What is a Proxy?

To be able to understand ProxyChains and how they operate, we first need to understand what a proxy is. A proxy or a proxy server is a system that acts as a “middleman” between a client and a server. It is typically used to reroute traffic or to prevent threat actors from entering a private network.

A good example of a proxy is Burp Suite, commonly known as Burp. Burp acts as an HTTP proxy between a client web browser and the target web application. The browser sends a request to Burp which then allows burp to intercept, inspect, and modify the web traffic to and from the web application.

What is ProxyChains?

ProxyChains is a tool that redirects TCP connections made by applications, through various proxies like SOCKS4, SOCKS5, or HTTP. It is an open-source project for GNU/Linux systems.

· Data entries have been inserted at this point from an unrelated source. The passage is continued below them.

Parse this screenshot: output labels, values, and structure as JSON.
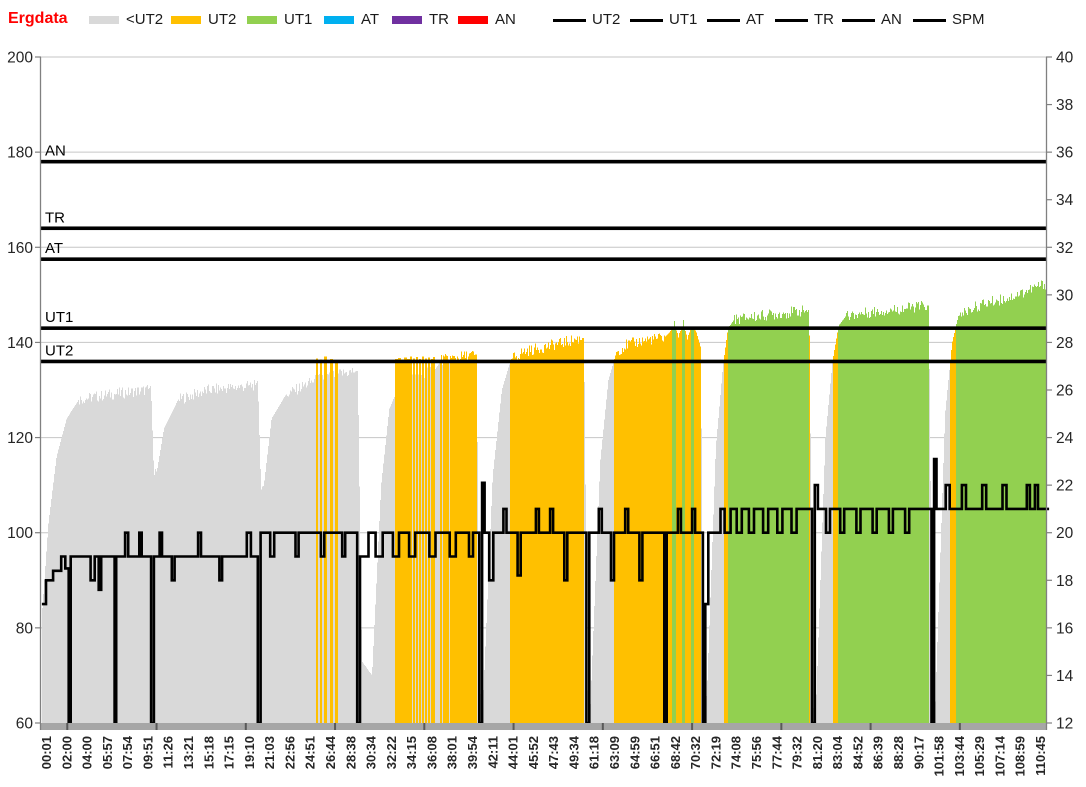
{
  "brand": {
    "label": "Ergdata",
    "color": "#ff0000"
  },
  "legend": {
    "zones": [
      {
        "label": "<UT2",
        "color": "#d9d9d9"
      },
      {
        "label": "UT2",
        "color": "#ffc000"
      },
      {
        "label": "UT1",
        "color": "#92d050"
      },
      {
        "label": "AT",
        "color": "#00b0f0"
      },
      {
        "label": "TR",
        "color": "#7030a0"
      },
      {
        "label": "AN",
        "color": "#ff0000"
      }
    ],
    "lines": [
      {
        "label": "UT2"
      },
      {
        "label": "UT1"
      },
      {
        "label": "AT"
      },
      {
        "label": "TR"
      },
      {
        "label": "AN"
      },
      {
        "label": "SPM"
      }
    ]
  },
  "chart_data": {
    "type": "bar",
    "title": "Ergdata heart-rate zone bars with SPM line",
    "categories": [
      "00:01",
      "02:00",
      "04:00",
      "05:57",
      "07:54",
      "09:51",
      "11:26",
      "13:21",
      "15:18",
      "17:15",
      "19:10",
      "21:03",
      "22:56",
      "24:51",
      "26:44",
      "28:38",
      "30:34",
      "32:22",
      "34:15",
      "36:08",
      "38:01",
      "39:54",
      "42:11",
      "44:01",
      "45:52",
      "47:43",
      "49:34",
      "61:18",
      "63:09",
      "64:59",
      "66:51",
      "68:42",
      "70:32",
      "72:19",
      "74:08",
      "75:56",
      "77:44",
      "79:32",
      "81:20",
      "83:04",
      "84:52",
      "86:39",
      "88:28",
      "90:17",
      "101:58",
      "103:44",
      "105:29",
      "107:14",
      "108:59",
      "110:45"
    ],
    "ylim_left": [
      60,
      200
    ],
    "left_ticks": [
      200,
      180,
      160,
      140,
      120,
      100,
      80,
      60
    ],
    "ylim_right": [
      12,
      40
    ],
    "right_ticks": [
      40,
      38,
      36,
      34,
      32,
      30,
      28,
      26,
      24,
      22,
      20,
      18,
      16,
      14,
      12
    ],
    "grid_values": [
      200,
      180,
      160,
      140,
      120,
      100,
      80
    ],
    "thresholds": [
      {
        "name": "AN",
        "value": 178
      },
      {
        "name": "TR",
        "value": 164
      },
      {
        "name": "AT",
        "value": 157.5
      },
      {
        "name": "UT1",
        "value": 143
      },
      {
        "name": "UT2",
        "value": 136
      }
    ],
    "zone_colors": {
      "lt_ut2": "#d9d9d9",
      "ut2": "#ffc000",
      "ut1": "#92d050",
      "at": "#00b0f0",
      "tr": "#7030a0",
      "an": "#ff0000"
    },
    "spm_line_color": "#000000",
    "hr_envelope": [
      [
        -0.2,
        84
      ],
      [
        0.1,
        102
      ],
      [
        0.5,
        116
      ],
      [
        1.0,
        124
      ],
      [
        1.6,
        128
      ],
      [
        3.0,
        129
      ],
      [
        5.0,
        130
      ],
      [
        5.15,
        131
      ],
      [
        5.3,
        112
      ],
      [
        5.45,
        113
      ],
      [
        5.8,
        122
      ],
      [
        6.5,
        128
      ],
      [
        8.0,
        130
      ],
      [
        10.3,
        131
      ],
      [
        10.42,
        132
      ],
      [
        10.58,
        109
      ],
      [
        10.72,
        110
      ],
      [
        11.1,
        124
      ],
      [
        11.8,
        129
      ],
      [
        13.2,
        132
      ],
      [
        14.0,
        133
      ],
      [
        15.2,
        134
      ],
      [
        15.35,
        134
      ],
      [
        15.55,
        73
      ],
      [
        16.05,
        70
      ],
      [
        16.5,
        110
      ],
      [
        16.9,
        126
      ],
      [
        17.4,
        131
      ],
      [
        18.2,
        133
      ],
      [
        19.2,
        134.5
      ],
      [
        19.45,
        136.3
      ],
      [
        20.2,
        136.8
      ],
      [
        21.2,
        137.5
      ],
      [
        21.38,
        66
      ],
      [
        21.55,
        67
      ],
      [
        22.0,
        112
      ],
      [
        22.45,
        130
      ],
      [
        22.9,
        136.5
      ],
      [
        23.5,
        138
      ],
      [
        24.5,
        139
      ],
      [
        25.5,
        140
      ],
      [
        26.5,
        141
      ],
      [
        26.68,
        62
      ],
      [
        26.82,
        64
      ],
      [
        27.3,
        115
      ],
      [
        27.7,
        132
      ],
      [
        28.1,
        138
      ],
      [
        28.6,
        139.5
      ],
      [
        29.5,
        140.5
      ],
      [
        30.45,
        141
      ],
      [
        30.7,
        142
      ],
      [
        30.95,
        143.6
      ],
      [
        31.15,
        141.5
      ],
      [
        31.4,
        143.8
      ],
      [
        31.6,
        141
      ],
      [
        31.85,
        143.7
      ],
      [
        32.05,
        142
      ],
      [
        32.25,
        139
      ],
      [
        32.42,
        64
      ],
      [
        32.56,
        66
      ],
      [
        33.0,
        118
      ],
      [
        33.35,
        135
      ],
      [
        33.6,
        143
      ],
      [
        33.9,
        144.8
      ],
      [
        34.6,
        145.3
      ],
      [
        36.0,
        146
      ],
      [
        37.6,
        146.8
      ],
      [
        37.8,
        63
      ],
      [
        37.95,
        65
      ],
      [
        38.4,
        120
      ],
      [
        38.75,
        136
      ],
      [
        39.05,
        143.5
      ],
      [
        39.4,
        145.5
      ],
      [
        40.5,
        146.3
      ],
      [
        42.0,
        147
      ],
      [
        43.5,
        147.8
      ],
      [
        43.68,
        62
      ],
      [
        43.82,
        64
      ],
      [
        44.3,
        125
      ],
      [
        44.65,
        140
      ],
      [
        44.95,
        145.5
      ],
      [
        45.5,
        147
      ],
      [
        46.5,
        148.5
      ],
      [
        47.5,
        149.5
      ],
      [
        48.3,
        150.8
      ],
      [
        49.0,
        152
      ],
      [
        49.45,
        152.6
      ]
    ],
    "hr_spikes": [
      [
        13.35,
        136.6
      ],
      [
        13.55,
        136.4
      ],
      [
        13.75,
        137.0
      ],
      [
        14.05,
        136.5
      ],
      [
        14.3,
        136.3
      ],
      [
        17.25,
        136.5
      ],
      [
        17.4,
        136.7
      ],
      [
        17.55,
        136.4
      ],
      [
        17.7,
        136.8
      ],
      [
        17.85,
        136.5
      ],
      [
        17.95,
        137.0
      ],
      [
        18.1,
        136.6
      ],
      [
        18.25,
        136.9
      ],
      [
        18.4,
        136.5
      ],
      [
        18.55,
        137.0
      ],
      [
        18.7,
        136.6
      ],
      [
        18.85,
        136.8
      ],
      [
        19.0,
        136.5
      ],
      [
        19.1,
        136.9
      ]
    ],
    "spm_steps": [
      [
        -0.2,
        0.0,
        17
      ],
      [
        0.0,
        0.35,
        18
      ],
      [
        0.35,
        0.75,
        18.4
      ],
      [
        0.75,
        0.95,
        19
      ],
      [
        0.95,
        1.12,
        18.5
      ],
      [
        1.12,
        1.22,
        0
      ],
      [
        1.22,
        2.2,
        19
      ],
      [
        2.2,
        2.4,
        18
      ],
      [
        2.4,
        2.6,
        19
      ],
      [
        2.6,
        2.72,
        17.6
      ],
      [
        2.72,
        3.38,
        19
      ],
      [
        3.38,
        3.46,
        0
      ],
      [
        3.46,
        3.9,
        19
      ],
      [
        3.9,
        4.05,
        20
      ],
      [
        4.05,
        4.6,
        19
      ],
      [
        4.6,
        4.72,
        20
      ],
      [
        4.72,
        5.18,
        19
      ],
      [
        5.18,
        5.32,
        0
      ],
      [
        5.32,
        5.6,
        19
      ],
      [
        5.6,
        5.72,
        20
      ],
      [
        5.72,
        6.2,
        19
      ],
      [
        6.2,
        6.34,
        18
      ],
      [
        6.34,
        7.5,
        19
      ],
      [
        7.5,
        7.64,
        20
      ],
      [
        7.64,
        8.55,
        19
      ],
      [
        8.55,
        8.68,
        18
      ],
      [
        8.68,
        9.9,
        19
      ],
      [
        9.9,
        10.1,
        20
      ],
      [
        10.1,
        10.44,
        19
      ],
      [
        10.44,
        10.58,
        0
      ],
      [
        10.58,
        11.05,
        20
      ],
      [
        11.05,
        11.25,
        19
      ],
      [
        11.25,
        12.3,
        20
      ],
      [
        12.3,
        12.45,
        19
      ],
      [
        12.45,
        13.55,
        20
      ],
      [
        13.55,
        13.72,
        19
      ],
      [
        13.72,
        14.6,
        20
      ],
      [
        14.6,
        14.75,
        19
      ],
      [
        14.75,
        15.34,
        20
      ],
      [
        15.34,
        15.48,
        0
      ],
      [
        15.48,
        15.9,
        19
      ],
      [
        15.9,
        16.25,
        20
      ],
      [
        16.25,
        16.6,
        19
      ],
      [
        16.6,
        17.1,
        20
      ],
      [
        17.1,
        17.4,
        19
      ],
      [
        17.4,
        17.9,
        20
      ],
      [
        17.9,
        18.2,
        19
      ],
      [
        18.2,
        18.9,
        20
      ],
      [
        18.9,
        19.2,
        19
      ],
      [
        19.2,
        19.9,
        20
      ],
      [
        19.9,
        20.2,
        19
      ],
      [
        20.2,
        20.85,
        20
      ],
      [
        20.85,
        21.05,
        19
      ],
      [
        21.05,
        21.36,
        20
      ],
      [
        21.36,
        21.5,
        0
      ],
      [
        21.5,
        21.62,
        22.1
      ],
      [
        21.62,
        21.85,
        20
      ],
      [
        21.85,
        22.05,
        18
      ],
      [
        22.05,
        22.55,
        20
      ],
      [
        22.55,
        22.7,
        21
      ],
      [
        22.7,
        23.25,
        20
      ],
      [
        23.25,
        23.4,
        18.2
      ],
      [
        23.4,
        24.15,
        20
      ],
      [
        24.15,
        24.3,
        21
      ],
      [
        24.3,
        24.85,
        20
      ],
      [
        24.85,
        25.0,
        21
      ],
      [
        25.0,
        25.55,
        20
      ],
      [
        25.55,
        25.7,
        18
      ],
      [
        25.7,
        26.64,
        20
      ],
      [
        26.64,
        26.78,
        0
      ],
      [
        26.78,
        27.25,
        20
      ],
      [
        27.25,
        27.4,
        21
      ],
      [
        27.4,
        27.85,
        20
      ],
      [
        27.85,
        28.0,
        18
      ],
      [
        28.0,
        28.55,
        20
      ],
      [
        28.55,
        28.7,
        21
      ],
      [
        28.7,
        29.25,
        20
      ],
      [
        29.25,
        29.4,
        18
      ],
      [
        29.4,
        30.48,
        20
      ],
      [
        30.48,
        30.6,
        0
      ],
      [
        30.6,
        31.15,
        20
      ],
      [
        31.15,
        31.3,
        21
      ],
      [
        31.3,
        31.85,
        20
      ],
      [
        31.85,
        32.0,
        21
      ],
      [
        32.0,
        32.38,
        20
      ],
      [
        32.38,
        32.5,
        0
      ],
      [
        32.5,
        32.65,
        17
      ],
      [
        32.65,
        33.25,
        20
      ],
      [
        33.25,
        33.45,
        21
      ],
      [
        33.45,
        33.75,
        20
      ],
      [
        33.75,
        34.05,
        21
      ],
      [
        34.05,
        34.3,
        20
      ],
      [
        34.3,
        34.65,
        21
      ],
      [
        34.65,
        34.9,
        20
      ],
      [
        34.9,
        35.35,
        21
      ],
      [
        35.35,
        35.6,
        20
      ],
      [
        35.6,
        36.05,
        21
      ],
      [
        36.05,
        36.3,
        20
      ],
      [
        36.3,
        36.75,
        21
      ],
      [
        36.75,
        37.0,
        20
      ],
      [
        37.0,
        37.76,
        21
      ],
      [
        37.76,
        37.9,
        0
      ],
      [
        37.9,
        38.05,
        22
      ],
      [
        38.05,
        38.45,
        21
      ],
      [
        38.45,
        38.65,
        20
      ],
      [
        38.65,
        39.15,
        21
      ],
      [
        39.15,
        39.35,
        20
      ],
      [
        39.35,
        39.95,
        21
      ],
      [
        39.95,
        40.15,
        20
      ],
      [
        40.15,
        40.75,
        21
      ],
      [
        40.75,
        40.95,
        20
      ],
      [
        40.95,
        41.55,
        21
      ],
      [
        41.55,
        41.75,
        20
      ],
      [
        41.75,
        42.35,
        21
      ],
      [
        42.35,
        42.55,
        20
      ],
      [
        42.55,
        43.65,
        21
      ],
      [
        43.65,
        43.78,
        0
      ],
      [
        43.78,
        43.9,
        23.1
      ],
      [
        43.9,
        44.35,
        21
      ],
      [
        44.35,
        44.55,
        22
      ],
      [
        44.55,
        45.15,
        21
      ],
      [
        45.15,
        45.35,
        22
      ],
      [
        45.35,
        46.15,
        21
      ],
      [
        46.15,
        46.35,
        22
      ],
      [
        46.35,
        47.15,
        21
      ],
      [
        47.15,
        47.35,
        22
      ],
      [
        47.35,
        48.35,
        21
      ],
      [
        48.35,
        48.5,
        22
      ],
      [
        48.5,
        48.75,
        21
      ],
      [
        48.75,
        48.9,
        22
      ],
      [
        48.9,
        49.45,
        21
      ]
    ],
    "x_axis_major_ticks": [
      1,
      5.4,
      9.8,
      14.2,
      18.6,
      23,
      27.4,
      31.8,
      36.2,
      40.6,
      45
    ]
  }
}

ProxyChains can string multiple proxies together to make it harder to identify the original IP address. These chains are often used in red team engagements to make it difficult for blue teamers to trace the original IP address. While using ProxyChains, you are able to use various tools such as SSH, telnet, wget, and Nmap to evade detection.

Configuration Types

You have three configuration options while using ProxyChains: Dynamic, Strict, and Random.

Dynamic chain: This allows us to run our traffic through every proxy on the list. If one proxy is not responding it will be skipped and automatically move to the next proxy. At least one proxy must be available for the chain to work.

Strict chain: All proxies in the list will be used and chained in the assigned order. Unlike a dynamic chain, all proxies must be responsive in a strict chain for it to work.

Random chain: All proxies will be selected at random. We could optionally specify the number of proxies to use.

Using Nmap with ProxyChains

Merging Nmap and ProxyChains is a very common technique used to route traffic to an internal network when doing penetration tests. This combination of tools effectively allows us to funnel all of Nmap’s traffic through a SSH SOCKS5 proxy through a pivot laptop in a client’s environment.

To launch Nmap and ProxyChains run this command

proxychains nmap -sS <Target’s IP Address>

ProxyChains Nmap

We are using ProxyChains and Nmap to scan for vulnerabilities on an internal network.

Tunneling with Metasploit

Metasploit is an open-source framework that Is used to probe vulnerabilities on networks and servers. It is a powerful platform that’s used by cybercriminals and penetration testers alike.

After getting a foothold into a network or server with Metasploit, you can leverage the SOCKS5 proxy module and then specify what port you want the proxy to bind to. Use the following commands to start up the SOCKS5 proxy server to relay connections:

use auxiliary/server/socks_proxy

set SRVPORT <port number>

exploit

ProxyChains Metasploit

This shows the proxy server that you have created which will allow us to proxy Nmap, crackmapexec, and other tools through the meterpreter session.

Connecting to a target using Remmina and ProxyChains

Remmina is a type of remote desktop client that allows screen and file sharing to your desktop. Remmina can be used in conjunction with ProxyChains connect to a target host through a remote desktop. In this example, we will SSH to a laptop on the same VPN as my laptop. We’ll use Remmina and ProxyChains to RDP into a computer on the same network as the computer that we’re SSH’d into. The visual below illustrates the setup:

ProxyChains Remmina

After connecting to the VPN that our remote laptop is also connected to, we can SSH into our laptop and setup our SOCKS5 proxy.

Once we’re connected to the VPN, we need to make sure that the ProxyChains config file is configured correctly.

To configure the file, we’ll use this command:

nano /etc/proxychains.conf

The location of your ProxyChains config file may be different depending on your Linux or BSD distro.

ProxyChains Config

In the ProxyChains config, make sure the SOCKS5 proxy is configured to listen locally on port 9050.

After configuring the file and specifying the port number we want to use, we’ll then SSH into the other laptop connected to our VPN.

Use the command below:

SSH -D 127.0.0.1:9050 kali@<targets’s ip>

The -D is specified for dynamic port forwarding. This works by allocating a socket to listen to a port on a local side. When a connection is made the port, the connection is forwarded over the secure channel. The application protocol is then used to determine where to connect to from the remote machine.

SSH Creating SOCKS5 Proxy

Using the “-D” argument, we can spawn a SOCKS5 proxy with SSH.

We’re now connected to the other laptop on our VPN network.

To RDP to the target laptop, we’ll use this command:

proxychains remmina

Launching Remmina

Remmina’s traffic will be routed through our SOCKS5 proxy to our target host.

After running this command, the Remmina Remote Desktop Client will appear on the screen and prompt for username and password. Once we’ve entered the credentials, we’ll then be connected to the target host.

To confirm that we’re connected to the target host, we could run the command below:

whoami

 

Remmina Connected

The RDP connection is established to our remote host via ProxyChains.

This command shows that we have successfully used ProxyChains and Remmina to RDP into the target host.